Tens of thousands of Americans are dying each year from overdoses. It’s a grim trend that has touched just about every aspect of life—even, as the latest figures from the Bureau of Labor Statistics indicate, work. While traffic accidents, homicides, and suicides are still the top culprits of on-the-job fatalities, deaths related to addiction are increasing at a rapid clip. Last year alone, the number of workers who died at work because of drug- or alcohol-abuse-related incidents increased by more than 30 percent, to more than 200. While that number may seem small, it’s evidence of how rapidly the problem is growing—less than five years ago, fewer than 70 people died from overdoses at work.

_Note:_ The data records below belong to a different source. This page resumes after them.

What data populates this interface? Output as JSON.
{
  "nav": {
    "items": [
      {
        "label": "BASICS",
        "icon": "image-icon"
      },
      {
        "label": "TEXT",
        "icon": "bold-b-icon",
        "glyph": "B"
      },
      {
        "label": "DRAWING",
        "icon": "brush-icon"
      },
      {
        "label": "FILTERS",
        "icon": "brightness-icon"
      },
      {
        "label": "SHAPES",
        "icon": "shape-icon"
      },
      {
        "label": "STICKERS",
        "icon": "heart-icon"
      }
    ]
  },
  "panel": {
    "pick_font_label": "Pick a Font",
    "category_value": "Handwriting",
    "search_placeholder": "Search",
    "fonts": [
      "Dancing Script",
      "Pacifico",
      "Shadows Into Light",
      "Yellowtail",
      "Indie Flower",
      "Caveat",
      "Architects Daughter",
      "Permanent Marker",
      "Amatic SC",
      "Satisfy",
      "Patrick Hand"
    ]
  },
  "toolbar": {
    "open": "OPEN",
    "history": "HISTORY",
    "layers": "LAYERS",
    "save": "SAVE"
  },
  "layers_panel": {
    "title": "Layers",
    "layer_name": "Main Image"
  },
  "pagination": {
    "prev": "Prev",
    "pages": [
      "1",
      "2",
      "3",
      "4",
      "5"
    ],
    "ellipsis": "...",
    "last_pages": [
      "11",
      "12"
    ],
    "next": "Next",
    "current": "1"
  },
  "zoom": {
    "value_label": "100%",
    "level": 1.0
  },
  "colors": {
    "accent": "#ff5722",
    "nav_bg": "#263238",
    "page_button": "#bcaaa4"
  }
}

Since 2012, the number of people dying from drug or alcohol related causes while on the job has been growing by at least 25 percent each year, according to the Bureau of Labor Statistics.
These deaths represents unspeakable individual tragedies. It also, in the larger picture, serves as a striking illustration of how America’s addiction epidemic is changing the landscape of work.
Over the past few years, economists have struggled to explain why so many people appear to be dropping out of the workforce. The most telling measure of that is the labor-force participation rate—which measures the percentage of the population that is employed or actively looking for work—which now sits around 62.7 percent. That’s low by historical standards. For example, between 1986 and 2001, labor-force participation grew fairly steadily, to between 65 and 67 percent. There are many theories about why this figure has been declining in the past decade or so: Automation, a lack of quality jobs, and an aging workforce are all thought to play a role. Still, the shortage of 25-to-54-year old workers—a group economists call “prime age” workers—particularly male ones, remains a big problem for the future of the labor market.
The economist Alan Krueger’s work has shown that there’s a striking relationship between these missing workers and increasing opioid addiction. According to an analysis done by Krueger, over the past 15 years, labor-force participation among prime-age workers has declined the most in U.S. counties where opioids prescriptions are the most plentiful. He is sure to mention that cause and and effect aren’t clear: It’s hard to say whether addiction breeds joblessness, or vice versa. “Regardless of the direction of causality, the opioid crisis and depressed labor force participation are now intertwined in many parts of the U.S.,” Krueger writes.
The increasing number of on-the-job deaths due to addiction is evidence of this. While the opioid crisis is often cast as a problem that predominantly plagues the jobless, some studies show that around two-thirds of those who report abusing painkillers are still employed. On top of the devastating aftermath of injuries and deaths, this can also lead to a lot of workers not performing to their potential.
According to a survey from the National Safety Council, an advocacy and consulting group that studies safety practices, around 70 percent of employers have seen some impact of prescription drug use on their workers, from missed shifts and impaired work. And yet fewer than 20 percent of employers said that they felt prepared to deal with issues related to addiction, such as knowing how to broach the topic with workers or get them help. That’s evidenced by companies’ approach to addressing drug use: The companies that did report testing employees for drug use were much more likely to screen for marijuana (which has been legalized in many states) than synthetic opioids such as oxycodone or hydrocodone that are major contributors to the current wave of addiction and death.
According to the same survey, the vast majority of employers said that they would want to help workers struggling with addiction. And yet employers’ most common response to suspected drug use was that it is an offense that merits dismissal. As the country tries to addresses the crisis, it's going to need to acknowledge how addiction touches many realms, including work and labor.